As my friend writes, it’s arrogant to assume Zapata was at fault for the circumstances surrounding her death. Nobody wants to die on the cusp of mainstream breakthrough, leaving a legacy unfinished and friends mourning the senselessness. Nobody asks to be murdered. It’s churlish to say the victim bears responsibility for the events surrounding her violent, untimely death.
Mia Zapata |
It’s incorrect to blame women for violence they suffer. But that doesn’t mean women bear no responsibility for their safety. Sure, anybody can make a mistake, and opportunistic attackers will exploit any opportunity, so complete safety is never guaranteed. And when violence happens, fault always lies with the attacker, never the victim. We can agree upon that. But willfully risk-taking behavior carries the implicit possibility that risks will fail.
Consider the Brock Turner case. Turner attacked his victim because she made herself vulnerable. His actions were so heinous, the only witnesses were said to weep while giving their statement.
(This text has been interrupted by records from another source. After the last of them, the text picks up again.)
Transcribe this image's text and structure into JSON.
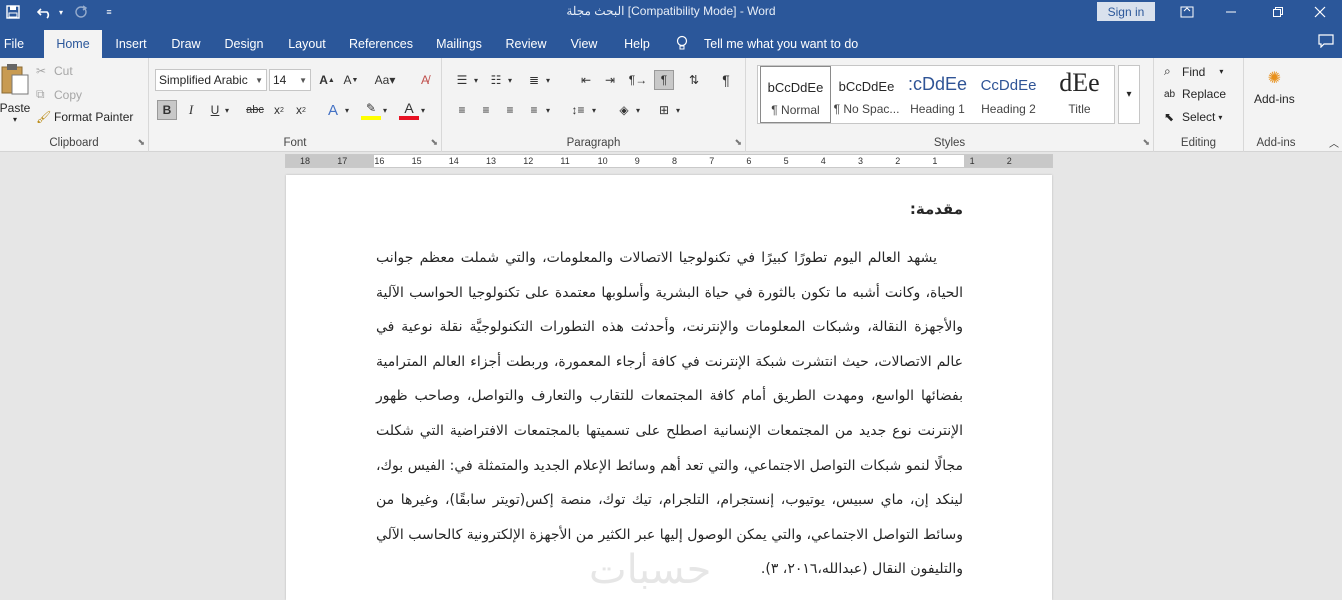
{
  "window": {
    "title": "البحث مجلة [Compatibility Mode]  -  Word",
    "signin_label": "Sign in"
  },
  "quick_access": {
    "icons": [
      "save-icon",
      "undo-icon",
      "redo-icon",
      "customize-icon"
    ]
  },
  "tabs": [
    {
      "label": "File"
    },
    {
      "label": "Home"
    },
    {
      "label": "Insert"
    },
    {
      "label": "Draw"
    },
    {
      "label": "Design"
    },
    {
      "label": "Layout"
    },
    {
      "label": "References"
    },
    {
      "label": "Mailings"
    },
    {
      "label": "Review"
    },
    {
      "label": "View"
    },
    {
      "label": "Help"
    }
  ],
  "active_tab": "Home",
  "tellme": "Tell me what you want to do",
  "clipboard": {
    "label": "Clipboard",
    "paste": "Paste",
    "cut": "Cut",
    "copy": "Copy",
    "format_painter": "Format Painter"
  },
  "font": {
    "label": "Font",
    "name": "Simplified Arabic",
    "size": "14"
  },
  "paragraph": {
    "label": "Paragraph"
  },
  "styles": {
    "label": "Styles",
    "items": [
      {
        "preview": "bCcDdEe",
        "name": "¶ Normal"
      },
      {
        "preview": "bCcDdEe",
        "name": "¶ No Spac..."
      },
      {
        "preview": ":cDdEe",
        "name": "Heading 1"
      },
      {
        "preview": "CcDdEe",
        "name": "Heading 2"
      },
      {
        "preview": "dEe",
        "name": "Title"
      }
    ]
  },
  "editing": {
    "label": "Editing",
    "find": "Find",
    "replace": "Replace",
    "select": "Select"
  },
  "addins": {
    "label": "Add-ins",
    "button": "Add-ins"
  },
  "ruler": {
    "ticks": [
      "18",
      "17",
      "16",
      "15",
      "14",
      "13",
      "12",
      "11",
      "10",
      "9",
      "8",
      "7",
      "6",
      "5",
      "4",
      "3",
      "2",
      "1",
      "1",
      "2"
    ]
  },
  "document": {
    "heading": "مقدمة:",
    "paragraph": "يشهد العالم اليوم تطورًا كبيرًا في تكنولوجيا الاتصالات والمعلومات، والتي شملت معظم جوانب الحياة، وكانت أشبه ما تكون بالثورة في حياة البشرية وأسلوبها معتمدة على تكنولوجيا الحواسب الآلية والأجهزة النقالة، وشبكات المعلومات والإنترنت، وأحدثت هذه التطورات التكنولوجيَّة نقلة نوعية في عالم الاتصالات، حيث انتشرت شبكة الإنترنت في كافة أرجاء المعمورة، وربطت أجزاء العالم المترامية بفضائها الواسع، ومهدت الطريق أمام كافة المجتمعات للتقارب والتعارف والتواصل، وصاحب ظهور الإنترنت نوع جديد من المجتمعات الإنسانية اصطلح على تسميتها بالمجتمعات الافتراضية التي شكلت مجالًا لنمو شبكات التواصل الاجتماعي، والتي تعد أهم وسائط الإعلام الجديد والمتمثلة في: الفيس بوك، لينكد إن، ماي سبيس، يوتيوب، إنستجرام، التلجرام، تيك توك، منصة إكس(تويتر سابقًا)، وغيرها من وسائط التواصل الاجتماعي، والتي يمكن الوصول إليها عبر الكثير من الأجهزة الإلكترونية كالحاسب الآلي والتليفون النقال (عبدالله،٢٠١٦، ٣).",
    "watermark": "حسبات"
  }
}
Only a vulgar, reprehensible person would imply that Turner’s victim bears blame for his actions.
But her testimony reveals that she drank beyond her limits, a risk compounded, by her own admission, by no longer knowing what her limits were. Drinking alcohol among strangers is always risky, for anyone. That’s why victimizers notoriously ply targets with drink, to lower inhibitions and drop defenses. Turner’s victim isn’t at fault, but that doesn’t mean she never took irresponsible risks.
Mia Zapata walked Seattle’s downtown streets at an hour patently risky for anybody, man or woman, to walk alone. The old dad-ish saying goes: “Nothing good happens after 2 a.m.” Though she didn’t invite violence upon herself, she took an unnecessary risk. A skydiver doesn’t invite a failed parachute either, but takes the risk knowingly. Any liability lawyer would concur.
My friend shouldn’t have to live in fear, avoiding exercise because risks exist. But violent people really are out there, undeterred by law or retribution. If threatening bad people with jail, guns, or worse really worked, life would be beautifully risk-free. But they aren’t, and it isn’t. And it isn’t victim-blaming to say anyone, man or woman, shouldn’t accept needless risks when safe alternatives exist.